Spare a thought, however, for the people of Canada and the USA in the north east of North America. The ‘Big Freeze’ of 1998 was on quite a different scale to the sort of cold weather we usually experience.
In the January of 1998 the worst ice storm in living memory hit the densely populated provinces of Eastern Canada and the states of North East USA. Temperatures in Winnipeg fell to -36 degrees Celsius, and...
...even in New York, which is way south of Britain, the thermometer registered -15.

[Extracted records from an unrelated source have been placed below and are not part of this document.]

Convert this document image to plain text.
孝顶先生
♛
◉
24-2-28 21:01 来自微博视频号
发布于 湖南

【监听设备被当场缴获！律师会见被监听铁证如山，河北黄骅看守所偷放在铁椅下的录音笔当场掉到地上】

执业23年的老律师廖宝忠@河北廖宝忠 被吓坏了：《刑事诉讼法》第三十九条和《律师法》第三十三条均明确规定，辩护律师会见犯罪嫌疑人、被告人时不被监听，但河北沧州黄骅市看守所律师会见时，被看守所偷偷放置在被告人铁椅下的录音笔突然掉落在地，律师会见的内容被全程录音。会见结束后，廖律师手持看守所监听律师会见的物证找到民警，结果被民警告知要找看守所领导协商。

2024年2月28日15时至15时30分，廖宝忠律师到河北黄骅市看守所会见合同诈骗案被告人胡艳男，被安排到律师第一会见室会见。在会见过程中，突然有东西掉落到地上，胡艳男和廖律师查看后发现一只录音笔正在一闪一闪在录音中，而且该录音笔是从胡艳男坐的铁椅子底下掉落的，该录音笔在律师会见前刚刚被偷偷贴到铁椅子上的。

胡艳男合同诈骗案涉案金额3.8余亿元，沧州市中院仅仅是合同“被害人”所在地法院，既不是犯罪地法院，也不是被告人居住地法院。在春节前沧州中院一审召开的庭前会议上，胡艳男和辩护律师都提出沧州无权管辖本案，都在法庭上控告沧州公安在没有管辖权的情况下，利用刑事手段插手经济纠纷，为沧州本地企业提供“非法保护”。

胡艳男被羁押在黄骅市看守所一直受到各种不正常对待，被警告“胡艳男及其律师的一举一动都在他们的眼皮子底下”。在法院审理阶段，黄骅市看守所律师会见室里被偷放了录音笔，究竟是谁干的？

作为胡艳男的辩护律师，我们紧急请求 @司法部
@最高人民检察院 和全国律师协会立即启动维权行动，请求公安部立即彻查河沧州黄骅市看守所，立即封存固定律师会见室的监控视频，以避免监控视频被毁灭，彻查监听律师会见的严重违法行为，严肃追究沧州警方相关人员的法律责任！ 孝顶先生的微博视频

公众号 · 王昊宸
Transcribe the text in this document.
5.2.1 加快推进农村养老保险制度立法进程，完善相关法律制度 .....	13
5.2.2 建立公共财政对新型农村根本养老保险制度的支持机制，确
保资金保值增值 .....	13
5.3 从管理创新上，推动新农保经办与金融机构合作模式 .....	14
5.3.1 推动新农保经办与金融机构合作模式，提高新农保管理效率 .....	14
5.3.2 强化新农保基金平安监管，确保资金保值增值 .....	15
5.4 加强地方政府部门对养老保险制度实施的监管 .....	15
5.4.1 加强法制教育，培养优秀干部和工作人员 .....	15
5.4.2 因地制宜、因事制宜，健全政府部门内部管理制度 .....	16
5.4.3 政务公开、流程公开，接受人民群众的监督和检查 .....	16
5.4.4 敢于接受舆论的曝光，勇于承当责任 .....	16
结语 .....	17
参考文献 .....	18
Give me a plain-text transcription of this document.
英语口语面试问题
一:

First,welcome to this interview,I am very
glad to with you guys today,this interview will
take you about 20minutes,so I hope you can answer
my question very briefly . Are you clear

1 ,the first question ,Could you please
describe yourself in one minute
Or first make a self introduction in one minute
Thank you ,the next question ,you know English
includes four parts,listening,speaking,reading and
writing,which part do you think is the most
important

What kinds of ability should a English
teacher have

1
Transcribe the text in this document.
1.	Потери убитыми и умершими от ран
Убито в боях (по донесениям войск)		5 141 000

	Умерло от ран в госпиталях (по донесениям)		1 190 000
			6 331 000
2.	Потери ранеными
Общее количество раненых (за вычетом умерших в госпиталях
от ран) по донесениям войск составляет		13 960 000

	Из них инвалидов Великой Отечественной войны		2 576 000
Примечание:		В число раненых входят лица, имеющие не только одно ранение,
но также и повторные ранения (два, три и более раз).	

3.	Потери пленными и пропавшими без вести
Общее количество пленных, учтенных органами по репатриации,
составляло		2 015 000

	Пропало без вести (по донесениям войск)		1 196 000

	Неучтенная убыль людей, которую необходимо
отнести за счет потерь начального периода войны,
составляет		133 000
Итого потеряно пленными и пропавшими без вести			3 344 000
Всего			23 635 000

Strong winds from the Arctic brought snowstorms to the east of the USA. 60 mile an hour winds and heavy snowfalls produced snowdrifts up to 15 feet deep, blocking roads, closing airports and other transport services, and causing over 100 deaths.
Further north in Canada the effects were even worse. Rain and supercooled droplets ( rain droplets at a temperature below 0 degrees Celsius) fell on frigid surfaces.
Freezing instantly the water produced layers of ice up to 50 mm thick on electric cables; the system collapsed…...
… ..leaving over 3 million people with no electricity by the 9 th. of January.
In this country we would call it ‘rime’ on exposed structures. On frozen surfaces like roads, supercooled droplets may be deposited in a clear layer of ice; black ice, invisible to the naked eye, but deadly to drivers!
In North America millions of children suffered several ‘snow days’ when they were unable to travel to school. Children and Teachers rejoiced!
Polar bears at Philadelphia Zoo were kept inside during the Big Freeze, when their pool froze!! Zoo keepers said they might use the ice covered surfaces to jump over the surrounding fences.